The incident happened Sept. 6 on Tulaby Lake, which is in both Becker and Mahnomen counties in northwest Minnesota.
"It was out swimming in the lake, towards the north end of the lake on the Mahnomen County side," said Ray Thorkildson, who sits on the Tulaby Lake Association Board.
"The (guy) gets between the deer and land to block it and it turns away. Ultimately he ends up chasing it, according to a witness, and it ends up drowning - a beautiful big buck."
Thorkildson said his son dragged the deer's body to shore, where they helped load it into a pickup truck driven by DNR Conservation Officer Angela Warren, who confirmed there is an active investigation into the case. She could not be reached for further comment.
"I'm really upset and I sure hope something is done to the perpetrator," Thorkildson said.
The owner of the pontoon is known, he added, and it's also known that the person who chased the buck was visiting the owner of the pontoon. He declined to release any names, but said the information was given to the DNR.
Thorkildson said several people saw the incident and were sickened by the sight.
"One guy went out there and confronted the guy, asking 'What are you doing?' He got a photo of the pontoon and the registration number."
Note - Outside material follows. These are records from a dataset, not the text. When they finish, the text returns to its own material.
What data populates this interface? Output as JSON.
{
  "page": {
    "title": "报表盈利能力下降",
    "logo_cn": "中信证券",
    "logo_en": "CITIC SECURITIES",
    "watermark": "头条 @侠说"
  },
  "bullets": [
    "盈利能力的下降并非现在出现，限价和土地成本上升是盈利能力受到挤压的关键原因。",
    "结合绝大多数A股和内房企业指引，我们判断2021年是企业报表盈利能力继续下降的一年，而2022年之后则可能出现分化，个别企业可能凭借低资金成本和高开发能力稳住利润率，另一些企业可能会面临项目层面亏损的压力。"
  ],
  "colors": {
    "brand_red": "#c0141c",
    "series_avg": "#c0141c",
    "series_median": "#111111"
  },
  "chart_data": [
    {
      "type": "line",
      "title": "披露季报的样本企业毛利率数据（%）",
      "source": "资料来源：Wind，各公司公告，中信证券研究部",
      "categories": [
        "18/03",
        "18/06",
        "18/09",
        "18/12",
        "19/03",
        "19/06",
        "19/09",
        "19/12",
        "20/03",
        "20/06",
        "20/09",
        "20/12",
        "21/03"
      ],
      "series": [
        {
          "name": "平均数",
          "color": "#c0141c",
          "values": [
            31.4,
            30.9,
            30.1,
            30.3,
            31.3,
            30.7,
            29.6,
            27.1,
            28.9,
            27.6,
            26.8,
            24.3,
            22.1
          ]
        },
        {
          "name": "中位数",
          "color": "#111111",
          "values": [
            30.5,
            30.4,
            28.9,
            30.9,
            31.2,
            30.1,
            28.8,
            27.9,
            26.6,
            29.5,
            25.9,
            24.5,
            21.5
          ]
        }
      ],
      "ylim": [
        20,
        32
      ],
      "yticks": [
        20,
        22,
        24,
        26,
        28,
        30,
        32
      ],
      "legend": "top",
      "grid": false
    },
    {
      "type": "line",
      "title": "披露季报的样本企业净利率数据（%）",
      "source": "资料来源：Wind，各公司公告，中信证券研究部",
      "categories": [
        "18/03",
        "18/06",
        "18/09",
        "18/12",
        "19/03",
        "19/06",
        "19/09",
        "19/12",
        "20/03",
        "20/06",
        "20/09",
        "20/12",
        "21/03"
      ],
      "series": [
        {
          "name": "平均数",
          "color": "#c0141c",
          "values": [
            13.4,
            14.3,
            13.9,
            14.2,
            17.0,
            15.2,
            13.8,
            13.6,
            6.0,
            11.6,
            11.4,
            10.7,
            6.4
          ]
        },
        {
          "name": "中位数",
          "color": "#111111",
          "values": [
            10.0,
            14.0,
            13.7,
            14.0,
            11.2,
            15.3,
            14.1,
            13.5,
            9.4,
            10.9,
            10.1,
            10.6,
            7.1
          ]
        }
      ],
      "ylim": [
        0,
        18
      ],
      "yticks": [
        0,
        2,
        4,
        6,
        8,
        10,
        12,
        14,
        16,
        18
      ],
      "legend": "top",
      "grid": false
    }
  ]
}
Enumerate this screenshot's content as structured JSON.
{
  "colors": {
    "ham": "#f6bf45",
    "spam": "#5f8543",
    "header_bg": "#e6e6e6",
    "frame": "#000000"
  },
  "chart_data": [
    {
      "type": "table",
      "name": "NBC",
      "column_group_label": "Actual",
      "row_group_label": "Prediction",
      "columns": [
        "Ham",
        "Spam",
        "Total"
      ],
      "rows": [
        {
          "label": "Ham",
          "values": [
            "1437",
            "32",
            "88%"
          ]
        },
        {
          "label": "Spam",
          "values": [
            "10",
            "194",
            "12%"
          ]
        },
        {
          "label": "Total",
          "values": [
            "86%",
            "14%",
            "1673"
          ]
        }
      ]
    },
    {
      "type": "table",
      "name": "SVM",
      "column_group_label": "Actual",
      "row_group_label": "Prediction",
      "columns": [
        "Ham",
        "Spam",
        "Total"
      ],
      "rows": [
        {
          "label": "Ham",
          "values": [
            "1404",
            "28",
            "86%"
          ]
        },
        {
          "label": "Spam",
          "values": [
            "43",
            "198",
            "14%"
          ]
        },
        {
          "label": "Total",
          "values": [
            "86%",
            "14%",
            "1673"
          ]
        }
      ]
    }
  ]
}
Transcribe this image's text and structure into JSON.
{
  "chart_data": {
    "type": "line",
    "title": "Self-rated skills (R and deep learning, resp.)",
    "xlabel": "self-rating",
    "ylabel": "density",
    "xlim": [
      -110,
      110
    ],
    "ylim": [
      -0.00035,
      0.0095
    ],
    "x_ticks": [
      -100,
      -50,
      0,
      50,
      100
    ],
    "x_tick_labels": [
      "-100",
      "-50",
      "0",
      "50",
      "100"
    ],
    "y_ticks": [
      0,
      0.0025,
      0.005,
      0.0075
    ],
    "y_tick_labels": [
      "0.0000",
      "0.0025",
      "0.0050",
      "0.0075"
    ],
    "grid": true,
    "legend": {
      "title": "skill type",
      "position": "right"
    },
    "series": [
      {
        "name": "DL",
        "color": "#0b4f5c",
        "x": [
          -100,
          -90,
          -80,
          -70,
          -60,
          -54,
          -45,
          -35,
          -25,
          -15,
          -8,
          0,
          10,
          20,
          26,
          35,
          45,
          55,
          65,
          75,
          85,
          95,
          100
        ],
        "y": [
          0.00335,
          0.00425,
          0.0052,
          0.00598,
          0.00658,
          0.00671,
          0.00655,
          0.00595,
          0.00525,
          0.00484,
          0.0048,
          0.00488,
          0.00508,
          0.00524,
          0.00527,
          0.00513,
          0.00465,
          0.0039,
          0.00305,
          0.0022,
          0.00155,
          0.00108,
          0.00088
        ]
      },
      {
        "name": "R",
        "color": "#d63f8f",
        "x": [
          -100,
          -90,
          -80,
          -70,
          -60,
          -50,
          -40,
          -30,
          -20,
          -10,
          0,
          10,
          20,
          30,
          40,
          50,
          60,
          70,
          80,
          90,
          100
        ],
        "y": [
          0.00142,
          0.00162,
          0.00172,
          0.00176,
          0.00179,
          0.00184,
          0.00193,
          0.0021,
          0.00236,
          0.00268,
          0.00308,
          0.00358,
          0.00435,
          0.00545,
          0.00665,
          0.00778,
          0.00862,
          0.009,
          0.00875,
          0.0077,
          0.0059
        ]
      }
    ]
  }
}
Col. Ken Soring, DNR Law Enforcement Division director in St. Paul, said he could not comment on the specific case until he reviewed the file.
But in general, in addition to whatever fine is imposed in district court, restitution for an illegally killed deer is $500, and that doubles if it is found to be a trophy animal according to the Boone and Crockett Club score chart, he said.
"It had a rack on it," Thorkildson said. "It was just absolutely a gorgeous buck."
Animal harassment incidents are unusual in Minnesota, Soring said.
"It's more of a rare occurrence; it's not real common," he said.